As South Africa’s power crisis worsens, high-net-worth individuals are increasingly considering leaving the country, according to Amanda Smit, a managing partner at investment advisory firm Henley & Partners. Smit revealed that there has been a notable increase in inquiries about investment migration products, both within South Africa and in other countries.
Those exploring investment migration or relocation see it as an opportunity to enhance their quality of life, improve travel options, access better education for their families, and protect their wealth. The surge in interest can be attributed to mounting concerns among South Africans about the severe power situation, currency volatility, and the overall state of the economy.
South Africa is currently facing one of its worst energy crises in years, with citizens enduring frequent blackouts lasting from two to four hours, and sometimes occurring three times a day. This year alone, the country has experienced approximately 35 days of blackout time.
Smit noted that the individuals opting to leave include highly successful businesspeople with established careers who are seeking to establish a “Plan B” for their families. However, there is also a growing trend of people from less affluent backgrounds choosing to emigrate.
Recent data from the South African Revenue Service (SARS) revealed that thousands of South Africans have renounced their tax residency, indicating a significant number of emigrants. In February, the commissioner of SARS, Edward Kieswetter, acknowledged that over 6,000 people had left the country.
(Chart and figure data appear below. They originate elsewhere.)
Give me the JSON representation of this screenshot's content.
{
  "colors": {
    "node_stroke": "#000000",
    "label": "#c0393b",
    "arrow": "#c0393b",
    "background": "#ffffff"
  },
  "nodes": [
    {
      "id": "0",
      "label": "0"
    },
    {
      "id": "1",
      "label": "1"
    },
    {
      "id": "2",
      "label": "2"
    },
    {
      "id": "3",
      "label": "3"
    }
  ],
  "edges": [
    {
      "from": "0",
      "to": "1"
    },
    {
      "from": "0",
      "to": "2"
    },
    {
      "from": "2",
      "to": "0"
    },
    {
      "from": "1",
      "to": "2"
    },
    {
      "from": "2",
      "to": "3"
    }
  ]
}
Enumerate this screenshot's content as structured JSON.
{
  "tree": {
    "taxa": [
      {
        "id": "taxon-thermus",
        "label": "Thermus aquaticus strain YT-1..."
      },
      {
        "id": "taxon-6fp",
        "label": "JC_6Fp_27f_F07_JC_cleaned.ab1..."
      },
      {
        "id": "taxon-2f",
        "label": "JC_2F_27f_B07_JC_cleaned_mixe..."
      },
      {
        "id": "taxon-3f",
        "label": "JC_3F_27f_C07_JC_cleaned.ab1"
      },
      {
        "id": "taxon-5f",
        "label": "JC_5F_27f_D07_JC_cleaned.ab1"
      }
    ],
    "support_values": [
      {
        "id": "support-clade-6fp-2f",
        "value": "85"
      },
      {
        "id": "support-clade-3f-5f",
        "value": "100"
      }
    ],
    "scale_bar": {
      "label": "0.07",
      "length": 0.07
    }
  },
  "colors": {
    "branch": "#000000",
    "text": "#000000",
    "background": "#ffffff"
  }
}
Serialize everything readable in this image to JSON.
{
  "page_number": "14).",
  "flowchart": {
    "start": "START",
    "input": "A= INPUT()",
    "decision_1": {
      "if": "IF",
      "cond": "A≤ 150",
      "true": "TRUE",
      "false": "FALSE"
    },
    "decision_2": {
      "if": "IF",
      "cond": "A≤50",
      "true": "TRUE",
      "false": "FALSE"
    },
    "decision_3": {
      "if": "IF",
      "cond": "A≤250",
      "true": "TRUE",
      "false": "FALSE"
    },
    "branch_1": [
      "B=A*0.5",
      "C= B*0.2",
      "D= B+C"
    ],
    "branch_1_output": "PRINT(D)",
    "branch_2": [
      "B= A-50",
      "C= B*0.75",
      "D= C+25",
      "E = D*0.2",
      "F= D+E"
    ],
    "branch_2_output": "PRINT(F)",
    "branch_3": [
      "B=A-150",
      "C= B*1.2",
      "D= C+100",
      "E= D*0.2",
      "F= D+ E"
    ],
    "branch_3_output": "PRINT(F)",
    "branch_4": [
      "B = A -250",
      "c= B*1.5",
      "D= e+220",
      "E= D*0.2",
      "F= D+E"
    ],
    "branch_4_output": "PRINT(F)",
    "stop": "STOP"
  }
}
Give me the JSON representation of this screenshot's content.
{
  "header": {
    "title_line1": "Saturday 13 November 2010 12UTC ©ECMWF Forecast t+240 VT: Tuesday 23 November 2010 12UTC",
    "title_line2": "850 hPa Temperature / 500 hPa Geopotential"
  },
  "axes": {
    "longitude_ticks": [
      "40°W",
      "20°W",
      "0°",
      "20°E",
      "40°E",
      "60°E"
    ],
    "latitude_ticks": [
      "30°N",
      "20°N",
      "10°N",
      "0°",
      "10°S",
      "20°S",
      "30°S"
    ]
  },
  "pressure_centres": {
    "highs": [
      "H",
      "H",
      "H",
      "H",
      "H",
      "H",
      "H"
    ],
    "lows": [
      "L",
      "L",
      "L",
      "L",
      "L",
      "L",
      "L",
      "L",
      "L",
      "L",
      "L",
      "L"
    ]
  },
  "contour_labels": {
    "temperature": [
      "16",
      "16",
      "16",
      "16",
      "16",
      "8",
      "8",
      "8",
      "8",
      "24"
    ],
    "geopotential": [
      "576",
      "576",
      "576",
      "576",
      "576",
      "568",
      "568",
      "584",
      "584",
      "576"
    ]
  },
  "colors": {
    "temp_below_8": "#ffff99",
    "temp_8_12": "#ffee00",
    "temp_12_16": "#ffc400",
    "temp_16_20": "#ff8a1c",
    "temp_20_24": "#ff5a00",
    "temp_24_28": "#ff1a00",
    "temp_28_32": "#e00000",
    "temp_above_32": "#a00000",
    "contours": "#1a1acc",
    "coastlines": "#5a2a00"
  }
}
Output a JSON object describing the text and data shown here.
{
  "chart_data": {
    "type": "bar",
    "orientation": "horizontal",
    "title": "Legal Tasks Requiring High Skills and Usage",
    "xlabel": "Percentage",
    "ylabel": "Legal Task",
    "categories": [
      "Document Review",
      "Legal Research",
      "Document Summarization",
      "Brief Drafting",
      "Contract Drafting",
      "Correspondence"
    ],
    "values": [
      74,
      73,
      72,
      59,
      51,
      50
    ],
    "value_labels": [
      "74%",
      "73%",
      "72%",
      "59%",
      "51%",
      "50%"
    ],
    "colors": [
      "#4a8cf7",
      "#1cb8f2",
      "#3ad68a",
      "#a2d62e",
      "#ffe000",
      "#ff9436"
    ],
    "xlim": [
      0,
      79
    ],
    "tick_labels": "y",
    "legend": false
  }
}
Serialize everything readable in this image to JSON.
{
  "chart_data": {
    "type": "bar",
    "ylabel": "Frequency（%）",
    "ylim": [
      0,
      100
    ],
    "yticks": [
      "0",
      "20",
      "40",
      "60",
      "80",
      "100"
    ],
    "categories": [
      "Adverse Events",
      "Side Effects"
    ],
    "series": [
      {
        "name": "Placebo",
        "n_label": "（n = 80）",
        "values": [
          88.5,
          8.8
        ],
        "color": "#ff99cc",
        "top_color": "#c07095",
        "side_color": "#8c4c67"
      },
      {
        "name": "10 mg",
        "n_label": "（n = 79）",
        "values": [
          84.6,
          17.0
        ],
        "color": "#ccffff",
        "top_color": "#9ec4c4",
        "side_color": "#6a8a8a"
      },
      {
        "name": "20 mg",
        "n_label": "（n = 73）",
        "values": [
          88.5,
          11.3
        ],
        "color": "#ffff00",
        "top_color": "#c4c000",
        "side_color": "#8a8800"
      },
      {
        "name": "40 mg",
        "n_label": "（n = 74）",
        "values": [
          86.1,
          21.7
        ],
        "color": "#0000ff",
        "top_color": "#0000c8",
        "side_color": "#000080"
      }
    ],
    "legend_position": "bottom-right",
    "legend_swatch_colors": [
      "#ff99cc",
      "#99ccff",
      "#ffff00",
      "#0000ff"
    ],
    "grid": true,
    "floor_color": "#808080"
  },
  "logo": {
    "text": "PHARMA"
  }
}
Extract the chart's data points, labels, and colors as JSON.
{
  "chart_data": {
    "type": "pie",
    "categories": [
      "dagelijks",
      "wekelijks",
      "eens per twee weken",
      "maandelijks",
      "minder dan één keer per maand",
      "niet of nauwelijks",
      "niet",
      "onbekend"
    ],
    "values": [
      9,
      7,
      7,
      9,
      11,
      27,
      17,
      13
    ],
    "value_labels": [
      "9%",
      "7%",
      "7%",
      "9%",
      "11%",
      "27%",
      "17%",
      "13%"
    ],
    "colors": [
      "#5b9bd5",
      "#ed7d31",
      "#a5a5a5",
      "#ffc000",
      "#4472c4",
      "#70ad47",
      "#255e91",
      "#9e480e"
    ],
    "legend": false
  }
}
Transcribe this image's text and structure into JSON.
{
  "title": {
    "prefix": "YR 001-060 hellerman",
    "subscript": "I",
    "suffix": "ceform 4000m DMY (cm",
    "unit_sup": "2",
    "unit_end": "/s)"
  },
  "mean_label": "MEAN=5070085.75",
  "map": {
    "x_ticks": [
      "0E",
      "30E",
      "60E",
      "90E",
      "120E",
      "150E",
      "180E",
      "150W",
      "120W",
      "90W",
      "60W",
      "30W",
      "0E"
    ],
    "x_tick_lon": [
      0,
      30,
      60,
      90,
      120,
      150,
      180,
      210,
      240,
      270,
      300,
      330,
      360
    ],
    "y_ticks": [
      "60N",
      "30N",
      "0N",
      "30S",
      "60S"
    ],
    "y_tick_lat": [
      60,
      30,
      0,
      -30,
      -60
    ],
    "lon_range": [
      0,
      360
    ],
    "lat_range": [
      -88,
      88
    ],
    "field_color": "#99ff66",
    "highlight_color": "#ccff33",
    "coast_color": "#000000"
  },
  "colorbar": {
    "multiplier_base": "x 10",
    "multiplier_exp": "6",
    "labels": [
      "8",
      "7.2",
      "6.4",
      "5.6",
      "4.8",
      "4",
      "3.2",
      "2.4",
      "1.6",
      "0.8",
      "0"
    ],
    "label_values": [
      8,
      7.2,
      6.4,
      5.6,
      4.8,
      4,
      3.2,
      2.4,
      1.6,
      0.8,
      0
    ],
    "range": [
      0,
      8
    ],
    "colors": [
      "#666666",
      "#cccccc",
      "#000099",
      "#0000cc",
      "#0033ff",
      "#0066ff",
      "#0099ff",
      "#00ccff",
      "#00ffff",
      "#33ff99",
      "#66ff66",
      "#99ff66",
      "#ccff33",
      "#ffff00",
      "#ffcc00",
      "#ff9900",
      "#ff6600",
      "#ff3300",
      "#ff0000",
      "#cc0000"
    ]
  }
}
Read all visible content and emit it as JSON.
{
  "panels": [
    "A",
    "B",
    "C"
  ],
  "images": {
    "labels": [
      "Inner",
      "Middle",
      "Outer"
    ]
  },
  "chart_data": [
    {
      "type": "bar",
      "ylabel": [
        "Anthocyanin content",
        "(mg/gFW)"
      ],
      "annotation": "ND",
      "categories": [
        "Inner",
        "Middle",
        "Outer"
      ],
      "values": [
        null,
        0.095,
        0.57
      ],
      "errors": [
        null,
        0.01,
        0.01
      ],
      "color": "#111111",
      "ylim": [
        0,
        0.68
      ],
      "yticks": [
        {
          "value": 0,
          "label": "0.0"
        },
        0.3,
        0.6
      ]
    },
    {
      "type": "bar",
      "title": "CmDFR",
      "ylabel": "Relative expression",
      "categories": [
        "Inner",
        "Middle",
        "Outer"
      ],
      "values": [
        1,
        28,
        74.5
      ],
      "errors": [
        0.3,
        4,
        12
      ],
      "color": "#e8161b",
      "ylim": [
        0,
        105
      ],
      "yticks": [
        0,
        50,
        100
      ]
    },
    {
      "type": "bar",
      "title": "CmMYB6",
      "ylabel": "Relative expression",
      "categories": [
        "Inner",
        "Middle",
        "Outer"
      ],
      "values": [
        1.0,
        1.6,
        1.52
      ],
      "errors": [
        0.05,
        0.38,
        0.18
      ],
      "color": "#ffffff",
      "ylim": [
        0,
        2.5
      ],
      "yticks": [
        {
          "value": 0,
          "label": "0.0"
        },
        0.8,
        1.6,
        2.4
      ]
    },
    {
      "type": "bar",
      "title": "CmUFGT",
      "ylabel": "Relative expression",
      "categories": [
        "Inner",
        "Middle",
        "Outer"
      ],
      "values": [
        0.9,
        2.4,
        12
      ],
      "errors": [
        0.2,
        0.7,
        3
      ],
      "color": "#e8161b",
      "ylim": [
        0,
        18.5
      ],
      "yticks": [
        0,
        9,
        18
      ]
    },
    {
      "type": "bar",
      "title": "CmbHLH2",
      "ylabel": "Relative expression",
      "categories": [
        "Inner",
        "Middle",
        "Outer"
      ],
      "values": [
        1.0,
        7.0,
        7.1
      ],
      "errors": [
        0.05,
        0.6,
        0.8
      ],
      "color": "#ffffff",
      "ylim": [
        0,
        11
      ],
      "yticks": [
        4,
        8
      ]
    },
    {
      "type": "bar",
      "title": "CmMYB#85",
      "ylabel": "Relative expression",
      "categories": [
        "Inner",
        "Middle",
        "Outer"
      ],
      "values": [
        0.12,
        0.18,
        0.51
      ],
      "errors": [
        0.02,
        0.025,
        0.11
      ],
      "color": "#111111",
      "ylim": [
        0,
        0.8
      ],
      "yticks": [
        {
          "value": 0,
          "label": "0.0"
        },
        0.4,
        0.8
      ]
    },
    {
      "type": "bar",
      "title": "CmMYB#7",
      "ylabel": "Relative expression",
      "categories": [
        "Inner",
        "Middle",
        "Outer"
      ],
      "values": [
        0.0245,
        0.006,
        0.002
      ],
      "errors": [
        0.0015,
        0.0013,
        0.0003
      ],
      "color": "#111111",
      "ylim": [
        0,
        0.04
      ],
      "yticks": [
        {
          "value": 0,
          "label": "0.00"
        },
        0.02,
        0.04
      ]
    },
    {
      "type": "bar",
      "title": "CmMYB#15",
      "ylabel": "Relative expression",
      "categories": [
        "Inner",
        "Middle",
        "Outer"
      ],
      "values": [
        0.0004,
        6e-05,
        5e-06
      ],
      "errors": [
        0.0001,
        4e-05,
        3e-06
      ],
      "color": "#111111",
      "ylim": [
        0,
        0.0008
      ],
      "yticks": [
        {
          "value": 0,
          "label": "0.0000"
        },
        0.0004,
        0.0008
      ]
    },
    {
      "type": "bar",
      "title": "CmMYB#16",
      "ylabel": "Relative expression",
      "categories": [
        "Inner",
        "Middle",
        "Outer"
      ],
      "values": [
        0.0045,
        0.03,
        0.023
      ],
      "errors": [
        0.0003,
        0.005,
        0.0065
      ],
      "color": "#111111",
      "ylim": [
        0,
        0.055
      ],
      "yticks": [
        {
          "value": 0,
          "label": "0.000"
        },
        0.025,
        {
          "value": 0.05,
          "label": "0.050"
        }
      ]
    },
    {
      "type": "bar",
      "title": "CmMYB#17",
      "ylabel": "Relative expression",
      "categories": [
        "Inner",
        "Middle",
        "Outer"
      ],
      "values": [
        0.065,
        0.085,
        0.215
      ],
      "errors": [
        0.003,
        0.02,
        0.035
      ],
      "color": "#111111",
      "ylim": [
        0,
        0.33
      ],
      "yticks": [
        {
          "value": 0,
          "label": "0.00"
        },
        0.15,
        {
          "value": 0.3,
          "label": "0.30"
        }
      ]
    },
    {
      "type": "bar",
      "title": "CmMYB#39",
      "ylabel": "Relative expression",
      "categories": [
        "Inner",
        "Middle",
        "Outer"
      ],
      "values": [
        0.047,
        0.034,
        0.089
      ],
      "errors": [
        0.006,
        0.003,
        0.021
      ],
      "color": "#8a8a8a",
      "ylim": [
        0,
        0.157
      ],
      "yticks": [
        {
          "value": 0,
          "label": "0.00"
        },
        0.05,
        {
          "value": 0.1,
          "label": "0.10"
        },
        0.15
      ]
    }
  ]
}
However, he emphasized that reports highlighting the departure of wealthy individuals were exaggerated.
Nevertheless, tax figures from SARS’s national taxation report for 2022 indicated that since 2017, more than 40,500 taxpayers have indicated their cessation of tax residency in South Africa. It is important to note that individuals can still be South African citizens while being tax residents in other countries. However, experts suggest that ceasing tax residency has become more challenging, implying that the actual number of people leaving may be higher than reported.
Considering the growing trend of migration, the tax authorities have heightened their focus on tax emigration procedures and compliance. Taxpayers have a legal obligation to pay taxes on their worldwide income, including local and foreign earnings, as well as estate duty on their global assets. It is becoming increasingly crucial for taxpayers to ensure their tax affairs are in line with the law before departing.
Henley & Partners identified countries such as Portugal, which offers a residency program through investment, as an attractive option for wealthy individuals. Additionally, Smit highlighted Namibia as an interesting alternative due to its cultural and economic similarities with South Africa and its advantageous taxation system. Namibia operates on a source-based taxation regime, exempting individuals from worldwide income taxes, gift taxes, inheritance taxes, and estate duty. Consequently, securing alternative residency in Namibia is an appealing choice for high-net-worth South Africans.